Sebagai salah satu universitas terkemuka, Universiti of Malaya (UM) - Malaysia terdiri dari beragam komunitas dengan berbagai warna identitas khas yang dibawa dari negaranya masing-masing, mayoritasnya berasal dari India, China dan bangsa Melayu sendiri. Pluralitas tersebut menjadikan UM semakin “hidup” dan menarik dalam sebuah bingkai kehidupan kampus yang harmonis. Hemat penulis, salah satu hal yang menarik dan patut diteladani adalah upaya masing-masing komunitas tersebut untuk mempertahankan identitas kedaerahannya, di sisi lainnya mereka tetap bangga terhadap identitas yang melekat tersebut. Malaysia sebagai tuan rumah misalnya, salah satu identitas yang sering diperkenalkan adalah cara dan ciri berpakaiannya. 
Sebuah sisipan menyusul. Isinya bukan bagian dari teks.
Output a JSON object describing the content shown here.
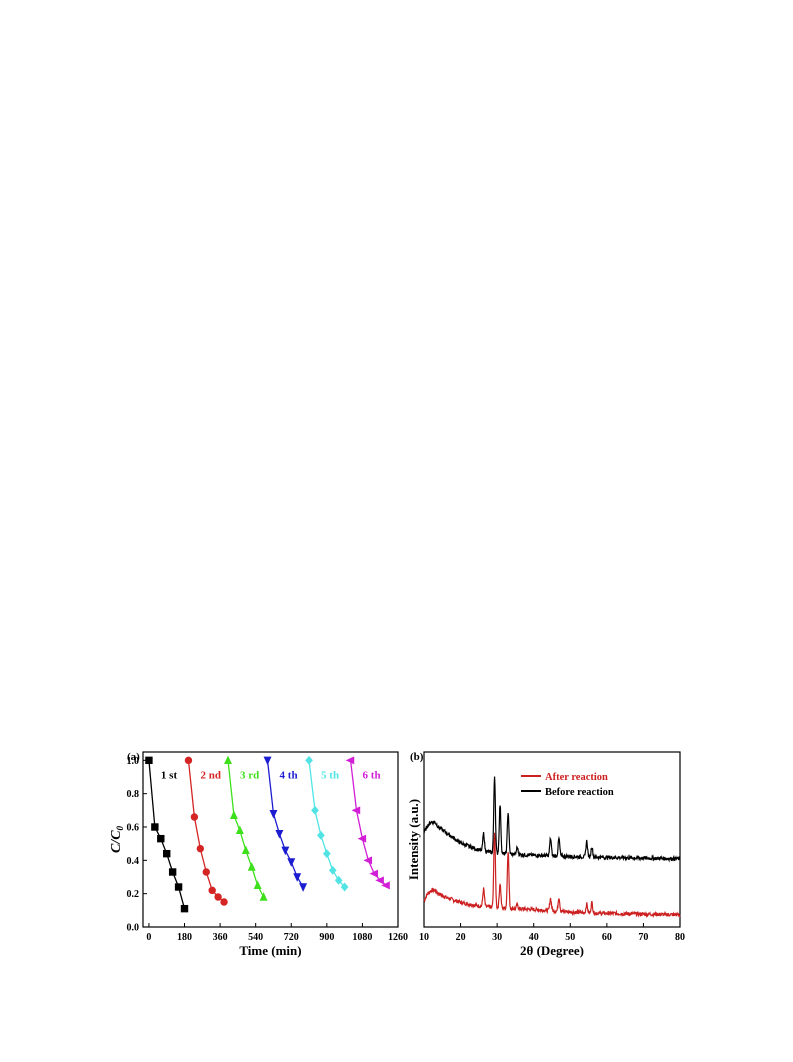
{
  "chart_data": [
    {
      "panel_label": "(a)",
      "type": "line",
      "xlabel": "Time (min)",
      "ylabel_main": "C/C",
      "ylabel_sub": "0",
      "xlim": [
        -30,
        1260
      ],
      "ylim": [
        0.0,
        1.05
      ],
      "xticks": [
        0,
        180,
        360,
        540,
        720,
        900,
        1080,
        1260
      ],
      "yticks": [
        0.0,
        0.2,
        0.4,
        0.6,
        0.8,
        1.0
      ],
      "grid": false,
      "series": [
        {
          "name": "1 st",
          "color": "#000000",
          "marker": "square",
          "x": [
            0,
            30,
            60,
            90,
            120,
            150,
            180
          ],
          "y": [
            1.0,
            0.6,
            0.53,
            0.44,
            0.33,
            0.24,
            0.11
          ]
        },
        {
          "name": "2 nd",
          "color": "#d42424",
          "marker": "circle",
          "x": [
            200,
            230,
            260,
            290,
            320,
            350,
            380
          ],
          "y": [
            1.0,
            0.66,
            0.47,
            0.33,
            0.22,
            0.18,
            0.15
          ]
        },
        {
          "name": "3 rd",
          "color": "#3ee01c",
          "marker": "triangle-up",
          "x": [
            400,
            430,
            460,
            490,
            520,
            550,
            580
          ],
          "y": [
            1.0,
            0.67,
            0.58,
            0.46,
            0.36,
            0.25,
            0.18
          ]
        },
        {
          "name": "4 th",
          "color": "#1c1cd0",
          "marker": "triangle-down",
          "x": [
            600,
            630,
            660,
            690,
            720,
            750,
            780
          ],
          "y": [
            1.0,
            0.68,
            0.56,
            0.46,
            0.39,
            0.3,
            0.24
          ]
        },
        {
          "name": "5 th",
          "color": "#52e4e4",
          "marker": "diamond",
          "x": [
            810,
            840,
            870,
            900,
            930,
            960,
            990
          ],
          "y": [
            1.0,
            0.7,
            0.55,
            0.44,
            0.34,
            0.28,
            0.24
          ]
        },
        {
          "name": "6 th",
          "color": "#d21fd6",
          "marker": "triangle-left",
          "x": [
            1020,
            1050,
            1080,
            1110,
            1140,
            1170,
            1200
          ],
          "y": [
            1.0,
            0.7,
            0.53,
            0.4,
            0.32,
            0.28,
            0.25
          ]
        }
      ]
    },
    {
      "panel_label": "(b)",
      "type": "line",
      "xlabel": "2θ (Degree)",
      "ylabel": "Intensity (a.u.)",
      "xlim": [
        10,
        80
      ],
      "xticks": [
        10,
        20,
        30,
        40,
        50,
        60,
        70,
        80
      ],
      "ylim": [
        0,
        100
      ],
      "grid": false,
      "legend_position": "top-right",
      "series": [
        {
          "name": "After reaction",
          "color": "#cc1f1f",
          "baseline": [
            [
              10,
              15
            ],
            [
              11,
              19
            ],
            [
              12,
              21
            ],
            [
              13,
              21
            ],
            [
              14,
              19
            ],
            [
              16,
              17
            ],
            [
              20,
              14
            ],
            [
              25,
              12
            ],
            [
              30,
              11
            ],
            [
              40,
              10
            ],
            [
              55,
              8
            ],
            [
              80,
              7
            ]
          ],
          "peaks": [
            [
              26.3,
              10
            ],
            [
              29.3,
              43
            ],
            [
              30.8,
              14
            ],
            [
              33.0,
              33
            ],
            [
              35.5,
              2
            ],
            [
              44.6,
              7
            ],
            [
              46.9,
              8
            ],
            [
              54.5,
              5
            ],
            [
              55.9,
              6
            ]
          ]
        },
        {
          "name": "Before reaction",
          "color": "#000000",
          "baseline": [
            [
              10,
              54
            ],
            [
              11,
              58
            ],
            [
              12,
              60
            ],
            [
              13,
              60
            ],
            [
              14,
              57
            ],
            [
              16,
              54
            ],
            [
              20,
              48
            ],
            [
              25,
              44
            ],
            [
              30,
              42
            ],
            [
              40,
              41
            ],
            [
              55,
              40
            ],
            [
              80,
              39
            ]
          ],
          "peaks": [
            [
              26.3,
              10
            ],
            [
              29.3,
              44
            ],
            [
              30.8,
              28
            ],
            [
              33.0,
              24
            ],
            [
              35.5,
              4
            ],
            [
              44.6,
              10
            ],
            [
              46.9,
              10
            ],
            [
              54.5,
              9
            ],
            [
              55.9,
              6
            ]
          ]
        }
      ]
    }
  ]
}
Dalam keseharian aktifitas kampusnya, mayoritas mereka tetap berkebaya dengan warna mengkilat serta kerudung memanjang bagi muslimah. Sedangkan prianya memakai pakaian melayu yang kadang dibalut ikatan songket. Begitu juga dengan identitas bahasa yang digunakan, meski mampu berbahasa Inggris, mereka tetap bangga berkomunikasi Melayu dalam kesehariannya. Tidak kalah menariknya pergerakan komunitas China dalam memperkenalkan identitasnya, biasanya mereka menggunakan pakaian yang agak “mini” serta tetap mempertahankan bahasa Mandarinya dalam berkomunikasi, setidaknya sesama komunitas sendiri. Bahkan jarang terdengar di antara mereka berkomunikasi dengan bahasa lainnya. Bahkan di beberapa sudut kampus, mereka tempel slogan-slogan berbahasa Mandarin. Identitas-identitas yang dimunculkan tersebut menjadikan UM nampak ter-China-kan dengan sendirinya. India, komunitas ini tergolong unik dan ramai, untuk mengenalnya dapat dilihat dari pakaian tradisional (Punjabi) yang sering digunakan sebagai pakaian sehari-harinya di kampus. Biasanya lengkap dengan aksesori yang berwarna-warni, bajunya panjang hingga ke lutut dan selempang yang dipakai atau disangkutkan di lehernya. 

Satu lagi mereka selalu menggunakan titik merah di dahinya atau biasa disebut “bindi” bagi wanita. Singkatnya, mereka semua ingin mempertahakan identitas-identitas kedaerahannya sebagai warisan nenek moyang di tengah-tengah perang identitas yang beragam dan bermacam di University of Malaya (UM), serta di sisi lainnya bangga terhadap identitasnya masing-masing. Dalam bus, suatu kali saya sempat bertanya kepada pelajar dari India, “kenapa sering memakai pakaian tradisional dalam banyak aktivitas kampus? Kemudian dengan singkat ia menjawab, “We respect with your identity, but this is our identities and we pround with our identities”. Jawaban ini tentu menjadi poin penting bagi kita semua bahwa Aceh juga memiliki identitas yang unik dan khas, sehingga dalam konteks dan kondisi yang memungkinkan, identitas tersebut harus tetap dipertahankan serta “pede” dengan identitas ke-Acehan yang kita miliki. Wallahu a’lam 

Penulis adalah Alumni Ushuluddin IAIN Ar-Raniry, Penerima Beasiswa LPSDMA Aceh 2013, sekarang sedang menempuh penidikan sebagai mahasiswa Postgraduate API-UM, Malaysia.